Judge Ho has frequently supported new conservative ideas. He did, however, write an essay before to reaching the bench that specifically addressed birthright citizenship and claimed that children of unauthorized immigrants were protected by the 14th Amendment and the Wong Kim Ark case.

In a 2006 piece published in The Green Bag, he stated, "All three branches of our government – Congress, the courts, and the Executive Branch – agree that the Citizenship Clause applies to the children of aliens and citizens alike."

Ho ended by warning that "stay tuned: Dred Scott II could be coming soon to a federal court near you" if a move were to revoke birthright citizenship.

During his 2005 Senate confirmation hearings, Chief Justice Roberts was not questioned with the Wong Kim Ark case. Nevertheless, Roberts responded to Dred Scott's raising by referring to it as "perhaps the most egregious examples of judicial activism in our history … in which the Court went far beyond what was necessary to decide the case."

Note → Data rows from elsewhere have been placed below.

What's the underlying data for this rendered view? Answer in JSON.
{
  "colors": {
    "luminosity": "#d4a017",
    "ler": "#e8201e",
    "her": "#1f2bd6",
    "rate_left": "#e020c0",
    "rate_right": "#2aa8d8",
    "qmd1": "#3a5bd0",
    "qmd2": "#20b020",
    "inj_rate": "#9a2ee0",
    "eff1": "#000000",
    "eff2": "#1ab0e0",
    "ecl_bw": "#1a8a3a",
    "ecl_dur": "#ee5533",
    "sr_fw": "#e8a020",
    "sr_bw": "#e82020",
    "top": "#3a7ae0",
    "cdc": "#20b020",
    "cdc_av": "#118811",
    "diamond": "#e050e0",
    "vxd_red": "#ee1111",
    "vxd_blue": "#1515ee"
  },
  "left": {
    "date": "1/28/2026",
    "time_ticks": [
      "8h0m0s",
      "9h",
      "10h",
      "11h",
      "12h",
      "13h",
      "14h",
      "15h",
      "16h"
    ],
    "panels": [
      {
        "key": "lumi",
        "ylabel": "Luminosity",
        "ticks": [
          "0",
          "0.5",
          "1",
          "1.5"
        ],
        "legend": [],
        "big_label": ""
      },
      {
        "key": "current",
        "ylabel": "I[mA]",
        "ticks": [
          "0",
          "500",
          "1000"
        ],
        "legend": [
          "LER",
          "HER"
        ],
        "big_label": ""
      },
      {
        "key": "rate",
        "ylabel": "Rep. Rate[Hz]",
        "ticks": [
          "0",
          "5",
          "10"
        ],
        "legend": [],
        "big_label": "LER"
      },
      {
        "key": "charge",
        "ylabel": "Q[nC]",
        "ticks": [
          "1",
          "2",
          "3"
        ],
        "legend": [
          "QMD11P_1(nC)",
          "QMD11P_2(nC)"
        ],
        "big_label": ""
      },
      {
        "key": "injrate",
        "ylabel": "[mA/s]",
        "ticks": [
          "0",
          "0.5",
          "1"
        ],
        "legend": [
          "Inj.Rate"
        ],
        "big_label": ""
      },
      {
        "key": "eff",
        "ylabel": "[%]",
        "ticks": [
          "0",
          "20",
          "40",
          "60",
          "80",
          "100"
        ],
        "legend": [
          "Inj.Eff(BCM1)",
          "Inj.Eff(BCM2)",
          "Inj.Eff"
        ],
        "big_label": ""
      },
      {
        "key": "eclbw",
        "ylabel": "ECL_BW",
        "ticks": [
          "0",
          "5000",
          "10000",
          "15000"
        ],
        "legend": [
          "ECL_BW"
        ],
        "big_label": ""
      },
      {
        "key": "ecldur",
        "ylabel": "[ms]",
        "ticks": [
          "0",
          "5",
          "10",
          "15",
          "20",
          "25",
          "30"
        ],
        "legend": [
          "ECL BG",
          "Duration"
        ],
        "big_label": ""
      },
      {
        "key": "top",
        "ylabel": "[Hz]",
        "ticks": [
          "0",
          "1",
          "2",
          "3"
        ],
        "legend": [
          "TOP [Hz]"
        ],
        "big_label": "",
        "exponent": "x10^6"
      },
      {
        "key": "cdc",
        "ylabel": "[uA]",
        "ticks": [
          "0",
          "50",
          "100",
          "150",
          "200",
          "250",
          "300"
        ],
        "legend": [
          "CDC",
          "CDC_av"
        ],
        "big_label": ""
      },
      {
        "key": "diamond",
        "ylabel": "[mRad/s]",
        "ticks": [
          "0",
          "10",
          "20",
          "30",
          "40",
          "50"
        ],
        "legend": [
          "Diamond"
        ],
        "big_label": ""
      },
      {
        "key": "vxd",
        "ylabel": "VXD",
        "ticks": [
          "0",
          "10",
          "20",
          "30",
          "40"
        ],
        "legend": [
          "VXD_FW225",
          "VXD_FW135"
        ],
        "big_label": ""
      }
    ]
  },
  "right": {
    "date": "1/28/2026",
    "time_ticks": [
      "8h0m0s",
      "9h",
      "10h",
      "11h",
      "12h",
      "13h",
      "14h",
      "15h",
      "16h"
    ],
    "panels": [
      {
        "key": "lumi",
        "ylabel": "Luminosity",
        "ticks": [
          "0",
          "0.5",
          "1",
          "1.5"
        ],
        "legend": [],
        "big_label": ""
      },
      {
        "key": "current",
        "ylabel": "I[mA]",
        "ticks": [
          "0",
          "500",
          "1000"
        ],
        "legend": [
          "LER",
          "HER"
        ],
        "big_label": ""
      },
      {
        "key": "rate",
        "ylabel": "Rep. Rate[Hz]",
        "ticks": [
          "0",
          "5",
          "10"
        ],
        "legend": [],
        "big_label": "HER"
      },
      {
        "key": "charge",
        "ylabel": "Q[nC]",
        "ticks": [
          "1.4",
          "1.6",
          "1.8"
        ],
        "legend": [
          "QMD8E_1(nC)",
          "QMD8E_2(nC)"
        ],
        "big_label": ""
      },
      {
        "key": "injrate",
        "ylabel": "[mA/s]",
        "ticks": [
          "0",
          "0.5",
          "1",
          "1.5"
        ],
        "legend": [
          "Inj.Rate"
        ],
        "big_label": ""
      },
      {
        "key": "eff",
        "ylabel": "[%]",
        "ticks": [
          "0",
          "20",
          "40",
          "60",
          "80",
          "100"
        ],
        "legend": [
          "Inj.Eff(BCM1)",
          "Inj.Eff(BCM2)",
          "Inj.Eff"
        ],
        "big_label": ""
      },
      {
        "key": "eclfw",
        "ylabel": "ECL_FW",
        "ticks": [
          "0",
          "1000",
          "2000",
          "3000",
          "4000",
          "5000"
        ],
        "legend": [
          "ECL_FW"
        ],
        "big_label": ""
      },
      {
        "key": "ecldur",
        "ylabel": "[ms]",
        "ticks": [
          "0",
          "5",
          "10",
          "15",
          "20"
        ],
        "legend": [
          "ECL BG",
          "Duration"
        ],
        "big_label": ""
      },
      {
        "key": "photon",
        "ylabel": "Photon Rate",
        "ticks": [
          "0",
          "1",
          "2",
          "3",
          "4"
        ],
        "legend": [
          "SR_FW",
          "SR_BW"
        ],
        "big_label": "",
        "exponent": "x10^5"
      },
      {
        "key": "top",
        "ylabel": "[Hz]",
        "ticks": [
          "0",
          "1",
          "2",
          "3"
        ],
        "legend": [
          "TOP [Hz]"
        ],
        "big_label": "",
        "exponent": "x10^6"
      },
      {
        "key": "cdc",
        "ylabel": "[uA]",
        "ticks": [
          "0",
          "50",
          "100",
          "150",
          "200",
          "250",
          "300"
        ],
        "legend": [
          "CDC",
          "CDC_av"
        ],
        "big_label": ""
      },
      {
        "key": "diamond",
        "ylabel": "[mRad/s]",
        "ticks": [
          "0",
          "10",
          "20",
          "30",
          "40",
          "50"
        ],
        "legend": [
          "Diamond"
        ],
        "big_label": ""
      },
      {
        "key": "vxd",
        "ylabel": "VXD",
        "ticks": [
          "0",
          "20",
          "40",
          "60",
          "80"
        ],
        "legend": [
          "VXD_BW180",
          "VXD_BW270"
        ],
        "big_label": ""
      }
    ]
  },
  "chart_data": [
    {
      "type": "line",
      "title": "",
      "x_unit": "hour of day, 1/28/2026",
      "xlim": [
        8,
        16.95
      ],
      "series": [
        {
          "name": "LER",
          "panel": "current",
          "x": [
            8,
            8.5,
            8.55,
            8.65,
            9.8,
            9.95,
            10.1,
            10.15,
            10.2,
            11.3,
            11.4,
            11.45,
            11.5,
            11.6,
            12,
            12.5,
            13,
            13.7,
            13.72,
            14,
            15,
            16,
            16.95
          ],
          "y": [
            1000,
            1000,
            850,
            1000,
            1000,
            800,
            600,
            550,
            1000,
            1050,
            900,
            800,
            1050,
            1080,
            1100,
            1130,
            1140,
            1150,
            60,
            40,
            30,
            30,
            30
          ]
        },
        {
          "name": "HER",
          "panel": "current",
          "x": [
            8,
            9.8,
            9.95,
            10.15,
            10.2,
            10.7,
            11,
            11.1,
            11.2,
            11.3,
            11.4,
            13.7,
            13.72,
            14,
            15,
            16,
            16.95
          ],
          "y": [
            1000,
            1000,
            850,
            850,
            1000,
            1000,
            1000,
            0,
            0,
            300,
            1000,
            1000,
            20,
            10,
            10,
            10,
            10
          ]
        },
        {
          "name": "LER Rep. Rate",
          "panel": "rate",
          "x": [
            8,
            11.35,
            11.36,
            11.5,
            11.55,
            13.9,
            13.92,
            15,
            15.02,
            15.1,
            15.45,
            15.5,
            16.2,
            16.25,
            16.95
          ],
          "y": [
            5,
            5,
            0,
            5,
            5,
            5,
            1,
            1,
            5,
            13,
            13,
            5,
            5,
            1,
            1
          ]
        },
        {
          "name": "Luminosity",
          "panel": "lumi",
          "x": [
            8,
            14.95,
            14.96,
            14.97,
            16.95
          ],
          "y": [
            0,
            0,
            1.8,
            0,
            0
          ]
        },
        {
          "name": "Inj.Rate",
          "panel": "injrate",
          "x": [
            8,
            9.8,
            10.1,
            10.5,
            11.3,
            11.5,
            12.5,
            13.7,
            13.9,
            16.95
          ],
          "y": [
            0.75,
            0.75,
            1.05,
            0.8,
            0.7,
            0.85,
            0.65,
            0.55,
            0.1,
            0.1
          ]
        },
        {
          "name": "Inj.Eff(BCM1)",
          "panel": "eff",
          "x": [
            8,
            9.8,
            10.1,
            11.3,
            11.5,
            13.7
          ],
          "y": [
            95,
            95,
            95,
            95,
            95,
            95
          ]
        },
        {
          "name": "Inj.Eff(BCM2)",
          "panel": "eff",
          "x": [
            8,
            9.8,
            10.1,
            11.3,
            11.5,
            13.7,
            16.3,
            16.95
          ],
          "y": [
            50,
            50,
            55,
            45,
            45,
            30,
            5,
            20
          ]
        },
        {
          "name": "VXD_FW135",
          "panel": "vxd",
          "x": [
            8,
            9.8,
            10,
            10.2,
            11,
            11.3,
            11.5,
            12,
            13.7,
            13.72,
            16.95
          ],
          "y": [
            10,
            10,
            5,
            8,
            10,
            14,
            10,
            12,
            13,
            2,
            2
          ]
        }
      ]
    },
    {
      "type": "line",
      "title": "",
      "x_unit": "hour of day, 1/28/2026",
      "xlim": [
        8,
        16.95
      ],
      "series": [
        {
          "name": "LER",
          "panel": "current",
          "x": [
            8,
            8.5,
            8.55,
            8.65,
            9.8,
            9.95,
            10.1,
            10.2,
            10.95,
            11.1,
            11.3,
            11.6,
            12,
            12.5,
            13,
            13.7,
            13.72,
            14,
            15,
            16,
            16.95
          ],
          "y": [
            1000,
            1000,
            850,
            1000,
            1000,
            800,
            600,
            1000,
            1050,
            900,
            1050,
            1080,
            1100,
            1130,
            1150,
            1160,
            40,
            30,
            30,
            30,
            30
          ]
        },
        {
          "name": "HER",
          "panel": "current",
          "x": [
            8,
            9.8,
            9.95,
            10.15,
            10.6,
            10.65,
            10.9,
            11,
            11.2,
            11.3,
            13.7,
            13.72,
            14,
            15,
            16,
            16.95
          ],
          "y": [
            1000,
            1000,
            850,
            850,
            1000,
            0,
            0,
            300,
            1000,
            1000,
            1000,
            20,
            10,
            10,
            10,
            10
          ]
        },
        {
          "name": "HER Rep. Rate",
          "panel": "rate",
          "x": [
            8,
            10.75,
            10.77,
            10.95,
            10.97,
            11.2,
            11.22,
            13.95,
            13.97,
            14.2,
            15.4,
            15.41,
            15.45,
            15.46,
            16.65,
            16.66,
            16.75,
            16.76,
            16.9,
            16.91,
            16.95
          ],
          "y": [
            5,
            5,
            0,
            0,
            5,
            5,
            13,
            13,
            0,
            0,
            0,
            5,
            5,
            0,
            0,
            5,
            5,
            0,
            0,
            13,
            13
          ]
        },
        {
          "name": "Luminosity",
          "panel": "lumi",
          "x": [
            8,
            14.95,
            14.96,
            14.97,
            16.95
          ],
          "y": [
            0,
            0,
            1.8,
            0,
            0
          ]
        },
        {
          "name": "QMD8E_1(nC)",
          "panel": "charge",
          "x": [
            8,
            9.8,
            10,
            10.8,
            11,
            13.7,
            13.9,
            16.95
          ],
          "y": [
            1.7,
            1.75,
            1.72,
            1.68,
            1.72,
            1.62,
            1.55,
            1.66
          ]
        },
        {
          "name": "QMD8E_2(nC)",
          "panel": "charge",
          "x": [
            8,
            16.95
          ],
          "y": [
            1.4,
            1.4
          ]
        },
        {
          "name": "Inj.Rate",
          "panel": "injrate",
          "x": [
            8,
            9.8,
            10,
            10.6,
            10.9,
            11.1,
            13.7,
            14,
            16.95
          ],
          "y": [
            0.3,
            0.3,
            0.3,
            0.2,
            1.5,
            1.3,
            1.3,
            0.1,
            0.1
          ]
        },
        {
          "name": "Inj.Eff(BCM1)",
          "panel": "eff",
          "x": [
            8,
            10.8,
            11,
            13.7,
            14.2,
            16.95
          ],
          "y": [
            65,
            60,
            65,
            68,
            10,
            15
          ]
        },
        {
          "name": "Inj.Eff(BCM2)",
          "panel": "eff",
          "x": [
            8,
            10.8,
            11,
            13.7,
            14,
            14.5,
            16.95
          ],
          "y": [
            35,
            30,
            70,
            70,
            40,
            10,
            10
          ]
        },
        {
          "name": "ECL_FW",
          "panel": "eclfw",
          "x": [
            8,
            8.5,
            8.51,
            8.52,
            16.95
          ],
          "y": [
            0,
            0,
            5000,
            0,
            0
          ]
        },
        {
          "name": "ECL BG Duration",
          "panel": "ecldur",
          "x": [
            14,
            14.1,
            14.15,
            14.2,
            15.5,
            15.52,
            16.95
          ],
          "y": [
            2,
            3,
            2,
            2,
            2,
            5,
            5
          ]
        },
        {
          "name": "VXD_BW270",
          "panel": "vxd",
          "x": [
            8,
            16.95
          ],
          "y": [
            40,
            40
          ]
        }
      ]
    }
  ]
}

"And in all honesty, I believe that historians would agree that the Supreme Court attempted to position itself to settle the debate over the continuation of slavery in a way that it believed was best for the country," he continued. "And we witnessed the terrible results that followed."

Roberts has since made references to Dred Scott's legacy as well.

In 2010, he compared the chief justice who wrote Dred Scott to the great chief justice of the 19th century, saying, "You wonder if you're going to be John Marshall or you're going to be Roger Taney."

"Obviously, the answer is that you will not be John Marshall," Roberts stated. But you wish to stay away.